Wie ein Schlemmer auf Rohkostdiät

Zweibrücken · Großkonzerne kämpfen auf dem Mars um das Wasser – und wir sind als Kampfmagier mit Elektrofähigkeiten mittendrin. Doch „The Technomancer“ avanciert trotz dieses spannenden Settings zum schwachbrüstigen Rollenspiel, das weit hinter Genrereferenzen abfällt.

Die Handlung von "The Technomancer" klingt im Grunde vielversprechend: Man schlüpft in einem umkämpften Mars-Setting in die Rolle des Kampfmagiers Zachariah, der Gegner mit Blitzen aus seinen Händen grillen kann. So ist das bei den Technomancern, die ferner an eine Art Jedi-Orden für Arme erinnern und die den abgerissenen Kontakt zur Erde wiederherzustellen versuchen. Unser Held durchläuft zu Beginn sein Initiationsritus, setzt sich mit ersten Bösewichten auseinander und stößt dabei auf Geheimnisse seiner Gilde, die unbedingt gewahrt werden müssen.

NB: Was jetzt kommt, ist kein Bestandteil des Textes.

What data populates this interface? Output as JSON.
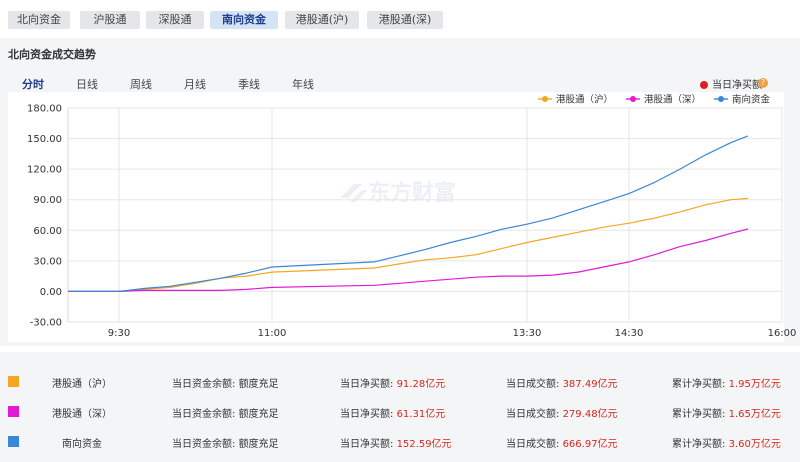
{
  "top_tabs": [
    "北向资金",
    "沪股通",
    "深股通",
    "南向资金",
    "港股通(沪)",
    "港股通(深)"
  ],
  "active_top_tab": "南向资金",
  "panel": {
    "title": "北向资金成交趋势",
    "period_tabs": [
      "分时",
      "日线",
      "周线",
      "月线",
      "季线",
      "年线"
    ],
    "active_period": "分时",
    "net_buy_label": "当日净买额",
    "help_icon": "?"
  },
  "colors": {
    "hk_sh": "#f5a623",
    "hk_sz": "#e21ad4",
    "southbound": "#3b86d6",
    "accent": "#1f3f8f",
    "value_red": "#d9261c"
  },
  "chart_data": {
    "type": "line",
    "x_ticks": [
      "9:30",
      "11:00",
      "13:30",
      "14:30",
      "16:00"
    ],
    "x_range": [
      "09:00",
      "16:00"
    ],
    "y_ticks": [
      "180.00",
      "150.00",
      "120.00",
      "90.00",
      "60.00",
      "30.00",
      "0.00",
      "-30.00"
    ],
    "ylim": [
      -30,
      180
    ],
    "grid": true,
    "legend_position": "top-right",
    "series": [
      {
        "name": "港股通（沪）",
        "color": "#f5a623",
        "points": [
          [
            "09:00",
            0
          ],
          [
            "09:15",
            0
          ],
          [
            "09:30",
            0
          ],
          [
            "09:45",
            2
          ],
          [
            "10:00",
            4
          ],
          [
            "10:15",
            8
          ],
          [
            "10:30",
            13
          ],
          [
            "10:45",
            15
          ],
          [
            "11:00",
            19
          ],
          [
            "12:00",
            23
          ],
          [
            "12:15",
            27
          ],
          [
            "12:30",
            31
          ],
          [
            "12:45",
            33
          ],
          [
            "13:00",
            36
          ],
          [
            "13:15",
            42
          ],
          [
            "13:30",
            48
          ],
          [
            "13:45",
            53
          ],
          [
            "14:00",
            58
          ],
          [
            "14:15",
            63
          ],
          [
            "14:30",
            67
          ],
          [
            "14:45",
            72
          ],
          [
            "15:00",
            78
          ],
          [
            "15:15",
            85
          ],
          [
            "15:30",
            90
          ],
          [
            "15:40",
            91.28
          ]
        ]
      },
      {
        "name": "港股通（深）",
        "color": "#e21ad4",
        "points": [
          [
            "09:00",
            0
          ],
          [
            "09:15",
            0
          ],
          [
            "09:30",
            0
          ],
          [
            "09:45",
            1
          ],
          [
            "10:00",
            1
          ],
          [
            "10:15",
            1
          ],
          [
            "10:30",
            1
          ],
          [
            "10:45",
            2
          ],
          [
            "11:00",
            4
          ],
          [
            "12:00",
            6
          ],
          [
            "12:15",
            8
          ],
          [
            "12:30",
            10
          ],
          [
            "12:45",
            12
          ],
          [
            "13:00",
            14
          ],
          [
            "13:15",
            15
          ],
          [
            "13:30",
            15
          ],
          [
            "13:45",
            16
          ],
          [
            "14:00",
            19
          ],
          [
            "14:15",
            24
          ],
          [
            "14:30",
            29
          ],
          [
            "14:45",
            36
          ],
          [
            "15:00",
            44
          ],
          [
            "15:15",
            50
          ],
          [
            "15:30",
            57
          ],
          [
            "15:40",
            61.31
          ]
        ]
      },
      {
        "name": "南向资金",
        "color": "#3b86d6",
        "points": [
          [
            "09:00",
            0
          ],
          [
            "09:15",
            0
          ],
          [
            "09:30",
            0
          ],
          [
            "09:45",
            3
          ],
          [
            "10:00",
            5
          ],
          [
            "10:15",
            9
          ],
          [
            "10:30",
            13
          ],
          [
            "10:45",
            18
          ],
          [
            "11:00",
            24
          ],
          [
            "12:00",
            29
          ],
          [
            "12:15",
            35
          ],
          [
            "12:30",
            41
          ],
          [
            "12:45",
            48
          ],
          [
            "13:00",
            54
          ],
          [
            "13:15",
            61
          ],
          [
            "13:30",
            66
          ],
          [
            "13:45",
            72
          ],
          [
            "14:00",
            80
          ],
          [
            "14:15",
            88
          ],
          [
            "14:30",
            96
          ],
          [
            "14:45",
            107
          ],
          [
            "15:00",
            120
          ],
          [
            "15:15",
            134
          ],
          [
            "15:30",
            146
          ],
          [
            "15:40",
            152.59
          ]
        ]
      }
    ]
  },
  "summary_rows": [
    {
      "name": "港股通（沪）",
      "color": "#f5a623",
      "balance_label": "当日资金余额:",
      "balance_value": "额度充足",
      "net_buy_label": "当日净买额:",
      "net_buy_value": "91.28亿元",
      "turnover_label": "当日成交额:",
      "turnover_value": "387.49亿元",
      "cum_label": "累计净买额:",
      "cum_value": "1.95万亿元"
    },
    {
      "name": "港股通（深）",
      "color": "#e21ad4",
      "balance_label": "当日资金余额:",
      "balance_value": "额度充足",
      "net_buy_label": "当日净买额:",
      "net_buy_value": "61.31亿元",
      "turnover_label": "当日成交额:",
      "turnover_value": "279.48亿元",
      "cum_label": "累计净买额:",
      "cum_value": "1.65万亿元"
    },
    {
      "name": "南向资金",
      "color": "#3b86d6",
      "balance_label": "当日资金余额:",
      "balance_value": "额度充足",
      "net_buy_label": "当日净买额:",
      "net_buy_value": "152.59亿元",
      "turnover_label": "当日成交额:",
      "turnover_value": "666.97亿元",
      "cum_label": "累计净买额:",
      "cum_value": "3.60万亿元"
    }
  ]
}
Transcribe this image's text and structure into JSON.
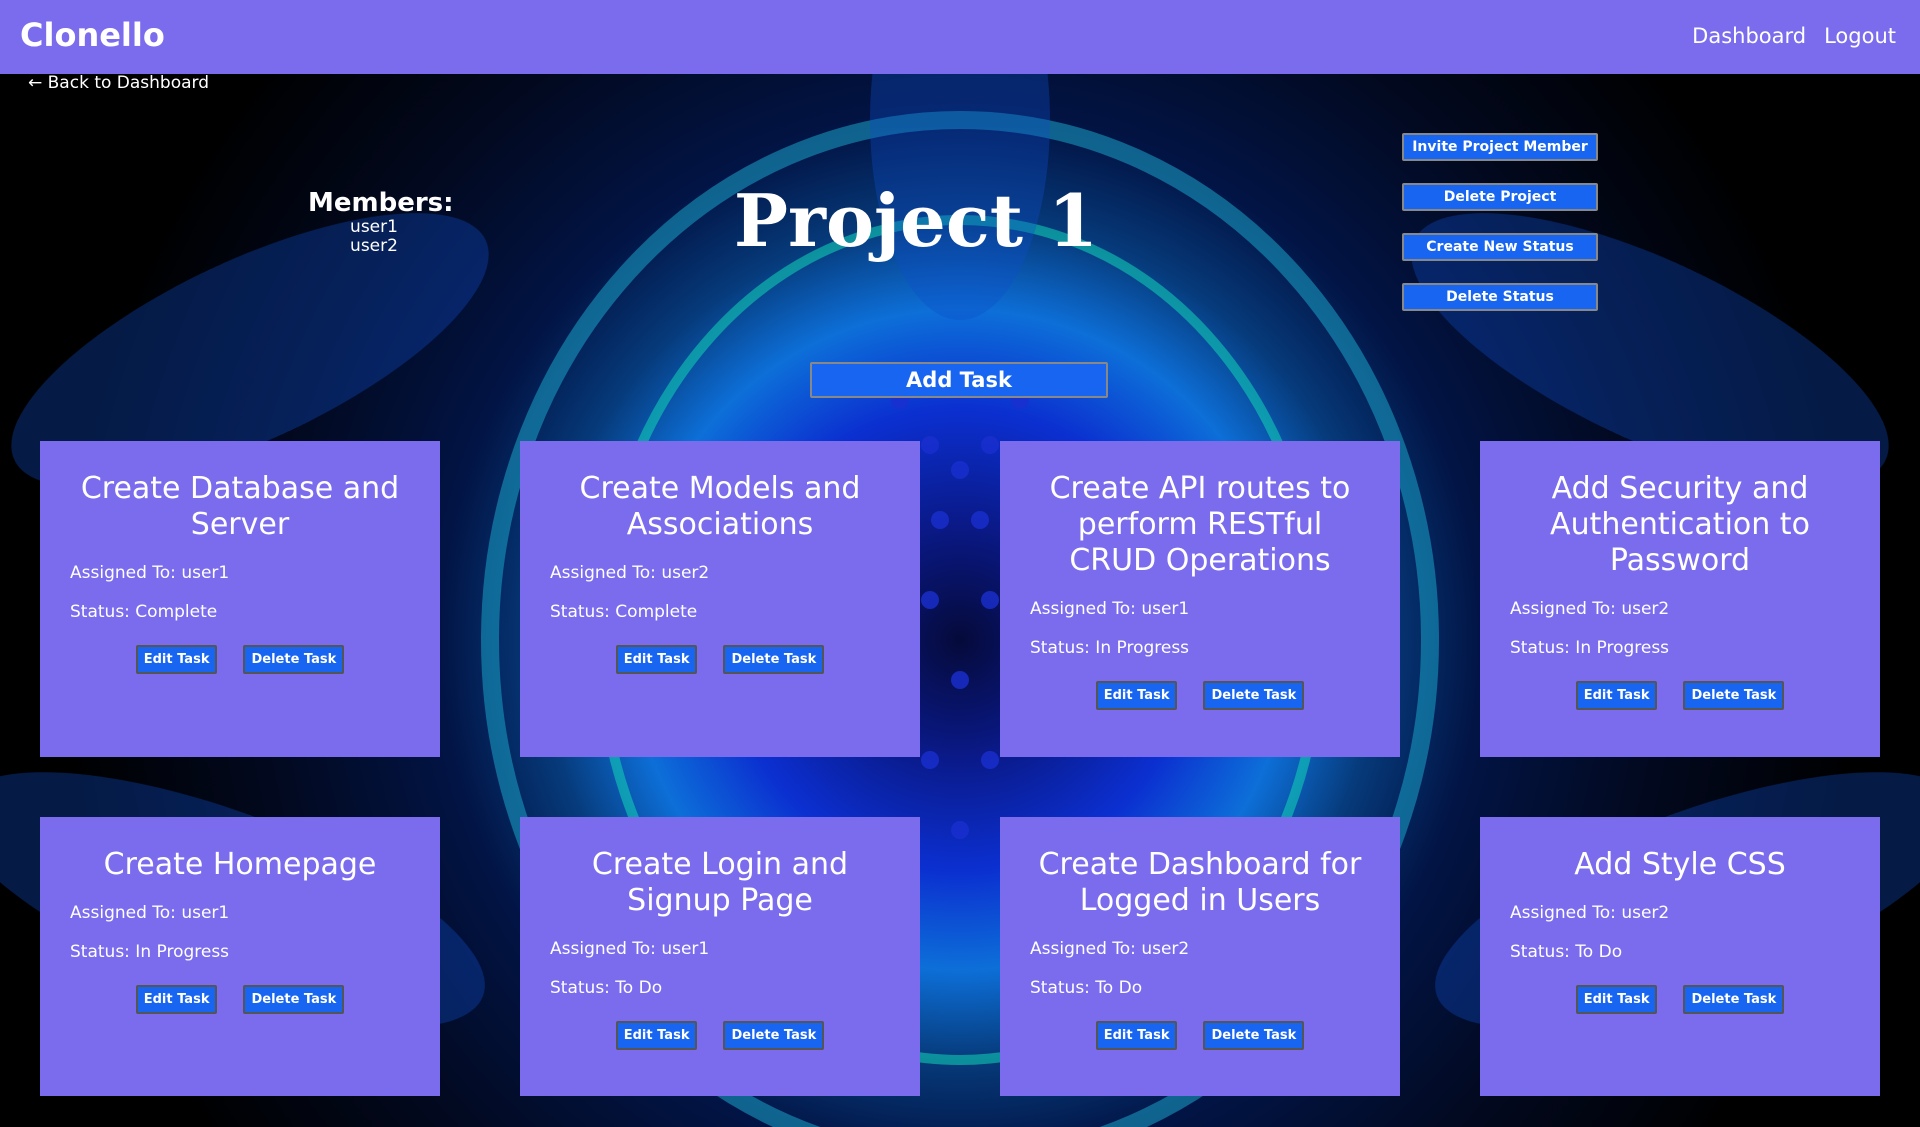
{
  "navbar": {
    "brand": "Clonello",
    "links": [
      "Dashboard",
      "Logout"
    ]
  },
  "back_link": "← Back to Dashboard",
  "members": {
    "title": "Members:",
    "names": [
      "user1",
      "user2"
    ]
  },
  "project": {
    "title": "Project 1"
  },
  "actions": [
    "Invite Project Member",
    "Delete Project",
    "Create New Status",
    "Delete Status"
  ],
  "add_task_label": "Add Task",
  "labels": {
    "assigned_prefix": "Assigned To: ",
    "status_prefix": "Status: ",
    "edit_label": "Edit Task",
    "delete_label": "Delete Task"
  },
  "tasks": [
    {
      "title": "Create Database and Server",
      "assigned": "Assigned To: user1",
      "status": "Status: Complete"
    },
    {
      "title": "Create Models and Associations",
      "assigned": "Assigned To: user2",
      "status": "Status: Complete"
    },
    {
      "title": "Create API routes to perform RESTful CRUD Operations",
      "assigned": "Assigned To: user1",
      "status": "Status: In Progress"
    },
    {
      "title": "Add Security and Authentication to Password",
      "assigned": "Assigned To: user2",
      "status": "Status: In Progress"
    },
    {
      "title": "Create Homepage",
      "assigned": "Assigned To: user1",
      "status": "Status: In Progress"
    },
    {
      "title": "Create Login and Signup Page",
      "assigned": "Assigned To: user1",
      "status": "Status: To Do"
    },
    {
      "title": "Create Dashboard for Logged in Users",
      "assigned": "Assigned To: user2",
      "status": "Status: To Do"
    },
    {
      "title": "Add Style CSS",
      "assigned": "Assigned To: user2",
      "status": "Status: To Do"
    }
  ],
  "colors": {
    "navbar": "#7b6cee",
    "card": "#7b6cee",
    "button": "#1865f2",
    "text": "#ffffff"
  }
}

Nicht so einfach, haben die Elektromagier doch gerade viel zu tun: Es balgen sich Großkonzerne ums knappe Wasser auf dem Mars , Rebellen begehren gegen solch finsteres Treiben auf. Bald muss Zachariah, der auch als Soldat seinen Dienst verrichtet, die Flucht vor der Geheimpolizei antreten und wird konfrontiert mit den unwirtlichen Begebenheiten des Roten Planeten, der ein verlorenes Paradies, versunkene Städte unter dem Eis und dystopische Baracken auf der staubigen Oberfläche bietet. Entscheidungen stehen an, die die Zukunft des Mars und die Beliebtheit der Hauptfigur bei verschiedenen Gruppen und Fraktionen beeinflussen. Für Konfliktstoff sorgt stets die Frage, ob wir erledigte Gegner töten und Serum aus ihnen herstellen oder wir sie seines Karmas Willen doch lieber verschonen. Wer als Fan von Science-Fiction-Rollenspielen in "The Technomancer" einsteigt, fühlt sich wie ein Schlemmer auf Rohkostdiät. Zwar kommt die Fortsetzung des 2013er Spiels "Mars : War Logs", das optisch immerhin an den ersten Teil von "Mass Effect" erinnert, mit einer interessanten Handlung daher und bietet bekannte Genreoptionen wie Gruppenbildung und Hochleveln. Doch alles ist eine Klasse schlechter als bei Biowares Genrereferenz. Da ist vor allem die entnervende Doofheit der Mitstreiter. Rollen die Feinde oder Weltraummonster auf uns zu, dürfen wir uns quasi alleine mit ihnen auseinandersetzen. Denn unsere Begleiter rennen entweder stumpf ins Getümmel oder kloppen sich ohne Effekt in einer Ecke mit einem Gegner, während wir derer Dutzende ausschalten müssen. Das ist extra-schwer, weil die Steuerung Übung erfordert und die Gegner vor allem zu Beginn übermächtig sind. Da hilft nur der Umstieg auf den Schwierigkeitsgrad "leicht".

Doch auch die Charaktere lassen einen erstaunlich kalt, die Entscheidungssituationen, sonst Höhepunkte in solchen Rollenspielen, sprechen kaum an, die (englische-vertonten) Dialoge wirken oft lieblos. Die Haupt- und Nebenquests sind zwar zahlreich, aber Standardfutter. Die Grafik frisst zwar Kapazitäten, wirkt aber reichlich vorgestrig.

Immerhin macht Spiders Studio auch nicht alles falsch. Die Hochstufungen von Zacharias motivieren, die Ausrüstungsoptionen ebenso, auch wenn besondere Beutehappen fehlen. Und es lässt sich sogar eine Echtzeit-Levelkarte einblenden, während man läuft. Das reicht in der Summe immerhin aus, um den kleinen Science-Fiction-Rollenspiel-Hunger für zwischendurch zu stillen - und sich Appetit zu machen fürs kommende Frühjahr und "Mass Effect: Andromeda".